• Triton

The WeWork S-1 that could have been.

Oh man, check out this investor deck WeWork posted the other day (and Matt Levine flagged yesterday). They had the good stuff all along but didn't share.

Occupancy rates, cohort analysis, churn rates, Enterprise breakouts. All the metrics that were obviously and vexingly missing from the S-1.

Since WeWork has barely had time to convert the sauna in Adam’s office into a broom closet and get the Gulfsteam listed on eBay, it seems obvious this information was ready to go but nixed by the visionary-in-chief.

Here we have near-perfect case studies in 1) the wide latitude company founders have in sharing (or not sharing) relevant data with prospective IPO investors, and 2) the massive information asymmetry between public- and private-market investors.

When we go out of our way to give attaboys to Peloton for actually disclosing its acquisition and churn metrics when no one else does, this is what we are talking about.

When we whine as loudly as we can that companies like WeWork of course know what good disclosure looks like and of course have on hand all the metrics any diligent and curious analyst would want, but instead file platitudes and "illustrative" nonsense numbers, this is what we are talking about.

And when we gripe that public investors are subject to outrageous insult when they get served processed pablum in IPO prospectuses in contrast to the rich disclosure the private investors who went before have gotten, this is what we are talking about.

For public-market investors this 49-page deck is a treasure trove of detailed metrics rarely seen in an S-1. For private-market investors this deck is childsplay – just a summary with an entire data room behind it holding gigabytes of detail.

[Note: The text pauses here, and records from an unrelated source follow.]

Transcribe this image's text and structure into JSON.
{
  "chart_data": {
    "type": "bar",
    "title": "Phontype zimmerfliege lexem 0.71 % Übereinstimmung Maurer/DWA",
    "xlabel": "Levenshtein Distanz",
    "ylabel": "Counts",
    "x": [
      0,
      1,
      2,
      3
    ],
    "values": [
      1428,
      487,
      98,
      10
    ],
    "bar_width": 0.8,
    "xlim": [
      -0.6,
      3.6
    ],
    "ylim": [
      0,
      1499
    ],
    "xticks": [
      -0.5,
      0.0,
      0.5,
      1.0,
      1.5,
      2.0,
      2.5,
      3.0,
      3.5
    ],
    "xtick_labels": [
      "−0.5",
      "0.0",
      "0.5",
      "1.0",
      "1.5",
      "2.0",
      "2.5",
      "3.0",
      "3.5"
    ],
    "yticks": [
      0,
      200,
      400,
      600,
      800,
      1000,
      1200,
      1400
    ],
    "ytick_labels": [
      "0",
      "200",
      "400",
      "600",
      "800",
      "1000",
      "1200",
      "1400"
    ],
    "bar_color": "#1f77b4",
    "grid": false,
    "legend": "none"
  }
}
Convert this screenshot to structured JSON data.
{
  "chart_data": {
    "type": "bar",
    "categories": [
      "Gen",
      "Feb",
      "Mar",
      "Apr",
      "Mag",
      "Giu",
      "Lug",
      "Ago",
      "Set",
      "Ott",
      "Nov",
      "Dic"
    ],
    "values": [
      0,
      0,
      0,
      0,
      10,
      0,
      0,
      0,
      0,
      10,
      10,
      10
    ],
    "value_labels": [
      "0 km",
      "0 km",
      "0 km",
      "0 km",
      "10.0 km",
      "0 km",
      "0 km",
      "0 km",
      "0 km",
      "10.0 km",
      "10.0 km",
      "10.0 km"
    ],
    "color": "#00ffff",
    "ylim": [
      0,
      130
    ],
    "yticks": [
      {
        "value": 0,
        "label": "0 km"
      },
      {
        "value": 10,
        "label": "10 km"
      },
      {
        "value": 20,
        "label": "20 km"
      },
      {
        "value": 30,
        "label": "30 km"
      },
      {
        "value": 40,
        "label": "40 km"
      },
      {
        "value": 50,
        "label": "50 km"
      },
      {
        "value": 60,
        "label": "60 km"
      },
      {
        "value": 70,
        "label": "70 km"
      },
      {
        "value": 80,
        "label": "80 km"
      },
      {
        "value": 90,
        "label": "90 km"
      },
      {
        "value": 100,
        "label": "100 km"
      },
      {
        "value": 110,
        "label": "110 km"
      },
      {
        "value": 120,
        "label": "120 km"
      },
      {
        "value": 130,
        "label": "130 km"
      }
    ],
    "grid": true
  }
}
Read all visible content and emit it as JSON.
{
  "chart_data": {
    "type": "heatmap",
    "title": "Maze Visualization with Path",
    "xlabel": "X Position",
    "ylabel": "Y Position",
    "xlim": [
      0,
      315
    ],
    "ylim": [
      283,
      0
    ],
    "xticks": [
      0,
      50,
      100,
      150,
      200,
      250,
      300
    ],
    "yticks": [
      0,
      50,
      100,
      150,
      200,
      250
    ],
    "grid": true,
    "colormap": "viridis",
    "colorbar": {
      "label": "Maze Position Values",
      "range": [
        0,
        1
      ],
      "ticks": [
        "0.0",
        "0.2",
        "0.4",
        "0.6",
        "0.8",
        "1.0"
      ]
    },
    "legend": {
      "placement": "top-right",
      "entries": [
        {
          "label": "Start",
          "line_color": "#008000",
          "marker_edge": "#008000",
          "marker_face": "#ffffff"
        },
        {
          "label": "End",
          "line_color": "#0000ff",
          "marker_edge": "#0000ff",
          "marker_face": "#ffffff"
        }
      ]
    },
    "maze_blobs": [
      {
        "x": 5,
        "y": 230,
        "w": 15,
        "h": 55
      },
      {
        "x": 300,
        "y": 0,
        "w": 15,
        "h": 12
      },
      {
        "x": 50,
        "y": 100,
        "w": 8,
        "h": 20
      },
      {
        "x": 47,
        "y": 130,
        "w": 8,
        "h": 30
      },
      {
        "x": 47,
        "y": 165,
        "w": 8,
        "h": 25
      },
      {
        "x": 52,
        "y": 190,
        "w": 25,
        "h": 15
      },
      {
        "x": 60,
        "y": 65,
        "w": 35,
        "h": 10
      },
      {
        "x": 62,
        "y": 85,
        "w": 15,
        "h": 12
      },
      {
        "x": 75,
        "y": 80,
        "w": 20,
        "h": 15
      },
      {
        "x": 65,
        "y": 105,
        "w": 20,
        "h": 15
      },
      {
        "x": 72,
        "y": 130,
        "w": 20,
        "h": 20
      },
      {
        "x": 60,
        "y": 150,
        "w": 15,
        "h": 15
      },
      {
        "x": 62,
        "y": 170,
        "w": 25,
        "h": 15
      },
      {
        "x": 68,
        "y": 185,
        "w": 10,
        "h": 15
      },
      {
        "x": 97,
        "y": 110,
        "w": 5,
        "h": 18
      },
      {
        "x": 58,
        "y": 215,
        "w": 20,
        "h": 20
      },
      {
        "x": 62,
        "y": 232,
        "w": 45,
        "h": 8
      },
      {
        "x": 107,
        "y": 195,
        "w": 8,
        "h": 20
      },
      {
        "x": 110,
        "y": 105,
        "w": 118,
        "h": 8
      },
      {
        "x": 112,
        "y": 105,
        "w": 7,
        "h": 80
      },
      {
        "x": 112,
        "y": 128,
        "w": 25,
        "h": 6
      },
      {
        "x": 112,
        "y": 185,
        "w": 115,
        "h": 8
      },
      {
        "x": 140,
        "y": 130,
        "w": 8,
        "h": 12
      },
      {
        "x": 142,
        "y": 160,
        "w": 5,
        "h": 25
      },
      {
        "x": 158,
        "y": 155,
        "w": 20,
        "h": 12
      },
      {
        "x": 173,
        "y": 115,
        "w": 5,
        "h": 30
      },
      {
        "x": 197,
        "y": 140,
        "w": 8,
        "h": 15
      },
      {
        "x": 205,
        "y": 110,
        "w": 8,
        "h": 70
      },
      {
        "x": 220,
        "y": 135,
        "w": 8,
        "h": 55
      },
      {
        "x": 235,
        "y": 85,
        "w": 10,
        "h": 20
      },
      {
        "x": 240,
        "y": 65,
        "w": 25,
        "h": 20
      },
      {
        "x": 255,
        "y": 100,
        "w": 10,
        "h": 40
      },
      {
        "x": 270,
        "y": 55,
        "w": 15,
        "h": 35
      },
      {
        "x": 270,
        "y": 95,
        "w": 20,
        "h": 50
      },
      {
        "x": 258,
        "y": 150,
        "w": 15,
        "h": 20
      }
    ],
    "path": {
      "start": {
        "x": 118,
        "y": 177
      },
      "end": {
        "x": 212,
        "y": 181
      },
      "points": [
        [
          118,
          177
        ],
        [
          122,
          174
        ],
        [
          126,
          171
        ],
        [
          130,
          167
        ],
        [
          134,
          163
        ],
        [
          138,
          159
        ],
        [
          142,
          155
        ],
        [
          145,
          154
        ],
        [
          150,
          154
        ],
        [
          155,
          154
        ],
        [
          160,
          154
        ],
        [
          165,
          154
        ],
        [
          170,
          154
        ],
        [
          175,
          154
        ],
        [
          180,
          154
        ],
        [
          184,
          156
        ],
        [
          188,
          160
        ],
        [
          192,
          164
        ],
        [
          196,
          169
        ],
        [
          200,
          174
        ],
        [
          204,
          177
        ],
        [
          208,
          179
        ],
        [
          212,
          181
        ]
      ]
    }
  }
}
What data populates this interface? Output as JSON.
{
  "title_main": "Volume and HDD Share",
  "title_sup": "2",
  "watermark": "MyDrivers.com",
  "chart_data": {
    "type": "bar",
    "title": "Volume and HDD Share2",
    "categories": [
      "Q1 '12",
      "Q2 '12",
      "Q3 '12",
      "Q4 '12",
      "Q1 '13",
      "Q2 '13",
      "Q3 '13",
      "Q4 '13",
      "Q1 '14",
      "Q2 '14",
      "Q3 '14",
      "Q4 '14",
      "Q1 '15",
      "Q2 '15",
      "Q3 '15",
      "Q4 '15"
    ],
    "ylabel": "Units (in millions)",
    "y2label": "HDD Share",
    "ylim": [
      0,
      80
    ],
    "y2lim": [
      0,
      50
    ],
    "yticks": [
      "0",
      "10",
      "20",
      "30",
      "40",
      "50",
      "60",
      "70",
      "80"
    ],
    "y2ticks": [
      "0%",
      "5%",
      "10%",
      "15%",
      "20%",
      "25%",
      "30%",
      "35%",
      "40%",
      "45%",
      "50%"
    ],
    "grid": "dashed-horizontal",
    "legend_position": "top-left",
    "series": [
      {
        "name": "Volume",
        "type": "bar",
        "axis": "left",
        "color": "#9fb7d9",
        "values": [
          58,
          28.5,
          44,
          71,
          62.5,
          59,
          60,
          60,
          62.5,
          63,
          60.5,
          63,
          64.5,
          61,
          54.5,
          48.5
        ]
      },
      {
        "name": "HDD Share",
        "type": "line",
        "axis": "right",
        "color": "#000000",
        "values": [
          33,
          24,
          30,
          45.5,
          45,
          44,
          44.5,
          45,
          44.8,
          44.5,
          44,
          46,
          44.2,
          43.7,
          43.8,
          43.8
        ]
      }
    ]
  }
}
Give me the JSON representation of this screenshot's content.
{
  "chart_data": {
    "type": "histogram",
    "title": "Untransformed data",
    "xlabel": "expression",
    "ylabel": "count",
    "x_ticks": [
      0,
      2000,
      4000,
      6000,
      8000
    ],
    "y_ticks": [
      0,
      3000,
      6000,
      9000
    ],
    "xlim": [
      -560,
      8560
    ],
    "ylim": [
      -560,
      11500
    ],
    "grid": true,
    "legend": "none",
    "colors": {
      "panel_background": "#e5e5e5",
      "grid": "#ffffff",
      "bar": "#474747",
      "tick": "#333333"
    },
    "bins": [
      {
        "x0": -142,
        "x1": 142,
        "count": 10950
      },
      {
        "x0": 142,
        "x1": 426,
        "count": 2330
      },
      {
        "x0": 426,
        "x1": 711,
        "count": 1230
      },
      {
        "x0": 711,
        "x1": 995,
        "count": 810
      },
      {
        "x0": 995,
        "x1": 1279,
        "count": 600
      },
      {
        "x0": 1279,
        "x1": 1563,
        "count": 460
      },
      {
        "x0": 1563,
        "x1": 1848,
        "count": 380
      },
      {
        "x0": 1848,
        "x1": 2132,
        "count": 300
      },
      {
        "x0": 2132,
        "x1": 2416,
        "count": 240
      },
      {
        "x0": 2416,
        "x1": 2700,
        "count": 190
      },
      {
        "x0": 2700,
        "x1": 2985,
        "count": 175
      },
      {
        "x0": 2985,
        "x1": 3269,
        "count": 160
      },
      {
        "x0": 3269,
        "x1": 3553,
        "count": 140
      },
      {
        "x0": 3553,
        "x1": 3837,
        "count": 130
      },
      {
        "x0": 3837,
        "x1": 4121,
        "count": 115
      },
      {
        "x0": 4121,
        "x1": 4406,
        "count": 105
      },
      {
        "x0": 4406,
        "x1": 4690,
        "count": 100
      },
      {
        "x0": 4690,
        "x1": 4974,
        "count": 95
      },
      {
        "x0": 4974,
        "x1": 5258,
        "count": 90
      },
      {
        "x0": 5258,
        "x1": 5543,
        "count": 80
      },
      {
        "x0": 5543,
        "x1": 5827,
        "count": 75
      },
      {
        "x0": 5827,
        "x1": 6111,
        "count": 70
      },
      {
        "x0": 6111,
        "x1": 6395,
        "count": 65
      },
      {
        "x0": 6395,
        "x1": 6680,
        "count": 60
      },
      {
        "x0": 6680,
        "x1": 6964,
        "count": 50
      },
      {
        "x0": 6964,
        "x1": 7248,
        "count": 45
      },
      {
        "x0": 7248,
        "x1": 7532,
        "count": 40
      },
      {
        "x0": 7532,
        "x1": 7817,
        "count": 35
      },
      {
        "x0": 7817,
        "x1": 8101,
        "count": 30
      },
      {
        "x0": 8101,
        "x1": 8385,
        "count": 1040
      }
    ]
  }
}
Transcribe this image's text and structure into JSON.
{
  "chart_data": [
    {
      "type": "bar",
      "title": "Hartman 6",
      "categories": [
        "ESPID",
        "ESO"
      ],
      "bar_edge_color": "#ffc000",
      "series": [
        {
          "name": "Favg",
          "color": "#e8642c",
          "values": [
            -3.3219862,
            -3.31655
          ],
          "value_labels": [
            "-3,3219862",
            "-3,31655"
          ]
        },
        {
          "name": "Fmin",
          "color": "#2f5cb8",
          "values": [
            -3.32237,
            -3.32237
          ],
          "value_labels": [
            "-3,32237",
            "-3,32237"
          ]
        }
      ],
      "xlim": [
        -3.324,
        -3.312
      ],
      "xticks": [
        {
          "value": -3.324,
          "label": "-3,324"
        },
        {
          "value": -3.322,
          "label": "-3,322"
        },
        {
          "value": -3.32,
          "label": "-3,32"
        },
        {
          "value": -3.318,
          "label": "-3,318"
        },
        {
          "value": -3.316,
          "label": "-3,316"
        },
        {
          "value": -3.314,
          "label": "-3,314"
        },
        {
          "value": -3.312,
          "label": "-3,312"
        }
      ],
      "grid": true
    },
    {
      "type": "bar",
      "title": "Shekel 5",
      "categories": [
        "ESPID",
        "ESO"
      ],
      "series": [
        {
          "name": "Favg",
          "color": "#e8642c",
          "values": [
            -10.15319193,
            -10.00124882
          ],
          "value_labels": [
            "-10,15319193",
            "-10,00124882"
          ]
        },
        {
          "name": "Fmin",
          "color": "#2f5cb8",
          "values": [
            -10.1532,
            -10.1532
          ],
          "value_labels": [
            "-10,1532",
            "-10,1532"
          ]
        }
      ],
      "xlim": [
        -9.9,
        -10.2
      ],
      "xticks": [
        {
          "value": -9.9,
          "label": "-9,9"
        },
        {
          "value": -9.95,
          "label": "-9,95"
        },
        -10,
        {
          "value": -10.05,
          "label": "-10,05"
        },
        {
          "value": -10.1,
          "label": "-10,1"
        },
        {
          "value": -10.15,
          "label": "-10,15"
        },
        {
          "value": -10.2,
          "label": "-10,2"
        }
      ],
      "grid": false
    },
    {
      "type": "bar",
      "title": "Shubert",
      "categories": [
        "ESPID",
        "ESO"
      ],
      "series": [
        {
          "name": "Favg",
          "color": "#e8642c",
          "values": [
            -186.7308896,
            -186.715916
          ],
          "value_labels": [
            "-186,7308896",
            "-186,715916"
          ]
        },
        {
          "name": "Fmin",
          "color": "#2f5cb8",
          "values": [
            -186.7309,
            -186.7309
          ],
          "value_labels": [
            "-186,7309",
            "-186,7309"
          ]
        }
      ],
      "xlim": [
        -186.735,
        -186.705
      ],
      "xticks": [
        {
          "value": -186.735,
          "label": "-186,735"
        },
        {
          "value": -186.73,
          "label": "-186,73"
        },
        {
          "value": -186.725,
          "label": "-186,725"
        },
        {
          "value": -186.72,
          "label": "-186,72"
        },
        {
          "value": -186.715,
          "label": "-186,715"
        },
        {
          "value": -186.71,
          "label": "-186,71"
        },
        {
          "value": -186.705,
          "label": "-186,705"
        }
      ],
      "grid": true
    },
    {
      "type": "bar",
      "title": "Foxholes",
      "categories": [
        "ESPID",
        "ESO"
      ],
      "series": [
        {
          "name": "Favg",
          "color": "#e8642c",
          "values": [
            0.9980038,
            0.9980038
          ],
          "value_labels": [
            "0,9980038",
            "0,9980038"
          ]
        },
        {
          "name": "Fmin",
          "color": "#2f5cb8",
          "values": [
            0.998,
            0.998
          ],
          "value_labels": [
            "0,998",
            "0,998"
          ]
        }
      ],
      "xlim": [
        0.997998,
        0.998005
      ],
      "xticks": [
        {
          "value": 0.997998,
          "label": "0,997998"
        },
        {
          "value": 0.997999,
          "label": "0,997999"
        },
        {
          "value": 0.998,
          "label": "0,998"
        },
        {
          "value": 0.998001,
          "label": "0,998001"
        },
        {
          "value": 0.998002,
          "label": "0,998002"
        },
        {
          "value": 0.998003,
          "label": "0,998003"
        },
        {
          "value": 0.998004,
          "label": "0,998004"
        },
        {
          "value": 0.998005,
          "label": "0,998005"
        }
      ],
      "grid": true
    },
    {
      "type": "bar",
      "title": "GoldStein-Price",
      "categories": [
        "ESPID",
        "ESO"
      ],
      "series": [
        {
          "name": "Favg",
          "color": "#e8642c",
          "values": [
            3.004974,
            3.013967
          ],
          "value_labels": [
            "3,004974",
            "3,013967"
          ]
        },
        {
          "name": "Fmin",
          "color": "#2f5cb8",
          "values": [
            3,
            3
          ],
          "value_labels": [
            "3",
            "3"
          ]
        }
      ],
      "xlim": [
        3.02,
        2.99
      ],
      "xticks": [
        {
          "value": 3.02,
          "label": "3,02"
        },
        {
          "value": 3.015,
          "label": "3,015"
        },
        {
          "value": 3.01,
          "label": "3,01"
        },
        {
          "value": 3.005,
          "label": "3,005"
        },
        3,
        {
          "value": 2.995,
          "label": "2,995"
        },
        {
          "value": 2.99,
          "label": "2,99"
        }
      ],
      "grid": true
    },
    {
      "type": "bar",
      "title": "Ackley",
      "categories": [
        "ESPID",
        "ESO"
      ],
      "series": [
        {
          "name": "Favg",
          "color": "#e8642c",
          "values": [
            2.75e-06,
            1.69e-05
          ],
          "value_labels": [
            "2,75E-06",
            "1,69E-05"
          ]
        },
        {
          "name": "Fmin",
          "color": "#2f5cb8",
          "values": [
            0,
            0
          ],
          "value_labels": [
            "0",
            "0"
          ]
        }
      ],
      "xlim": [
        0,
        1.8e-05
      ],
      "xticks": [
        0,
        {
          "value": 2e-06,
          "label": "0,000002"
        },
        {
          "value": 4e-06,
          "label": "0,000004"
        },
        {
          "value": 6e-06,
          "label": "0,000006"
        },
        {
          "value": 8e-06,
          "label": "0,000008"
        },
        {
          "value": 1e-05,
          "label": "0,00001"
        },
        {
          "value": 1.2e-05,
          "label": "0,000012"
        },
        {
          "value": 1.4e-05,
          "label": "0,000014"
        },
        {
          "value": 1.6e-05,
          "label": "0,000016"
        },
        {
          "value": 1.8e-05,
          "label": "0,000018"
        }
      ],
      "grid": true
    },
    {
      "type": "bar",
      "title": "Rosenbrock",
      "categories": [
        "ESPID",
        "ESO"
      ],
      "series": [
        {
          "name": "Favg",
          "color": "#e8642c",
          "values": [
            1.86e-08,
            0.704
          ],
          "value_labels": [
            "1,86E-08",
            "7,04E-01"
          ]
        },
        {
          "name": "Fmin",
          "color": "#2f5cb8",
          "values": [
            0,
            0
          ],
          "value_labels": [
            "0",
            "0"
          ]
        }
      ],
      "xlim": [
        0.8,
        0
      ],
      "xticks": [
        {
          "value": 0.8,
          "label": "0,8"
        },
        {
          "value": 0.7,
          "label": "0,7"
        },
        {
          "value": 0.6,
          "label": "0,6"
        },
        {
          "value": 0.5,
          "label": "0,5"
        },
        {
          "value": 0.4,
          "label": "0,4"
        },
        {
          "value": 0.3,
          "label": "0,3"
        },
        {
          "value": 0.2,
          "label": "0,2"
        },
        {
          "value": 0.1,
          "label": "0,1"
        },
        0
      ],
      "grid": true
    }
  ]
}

Matt Levine correctly points out that the S.E.C. enforces a very strict and inflexible template on IPO issuers. As much as it's just good policy for avoidance of embarrassment to agree with Matt Levine in all things, it seems to us that there are precedents – Spotify being the most obvious – of rich "non-GAAP" disclosure to go with all of the required financial statements and prose narrative the template demands.

The WSJ wrote a great story yesterday about the pushing and shoving between WeWork's weapons-grade legal team and the S.E.C. about the confusing and incomplete nature of WeWork's disclosure. The S.E.C. has to put up a fight in the face of purposeful obfuscation.

But do we have a test case for the S.E.C. rejecting detailed disclosure because it was just too good, and too relevant, and too helpful to investors who really like to do the work? I mean why would anyone want to build a model at the unit level before handing over $3 billion to buy common equity in a levered cash furnace?

If we want such a case study, let's see what happens if – when they are ready to try again – WeWork files an S-1 with this goldmine of unit metrics and leaves "community-adjusted contribution to consciousness" out of it.

It could have gone down differently if they'd done it that way the first time.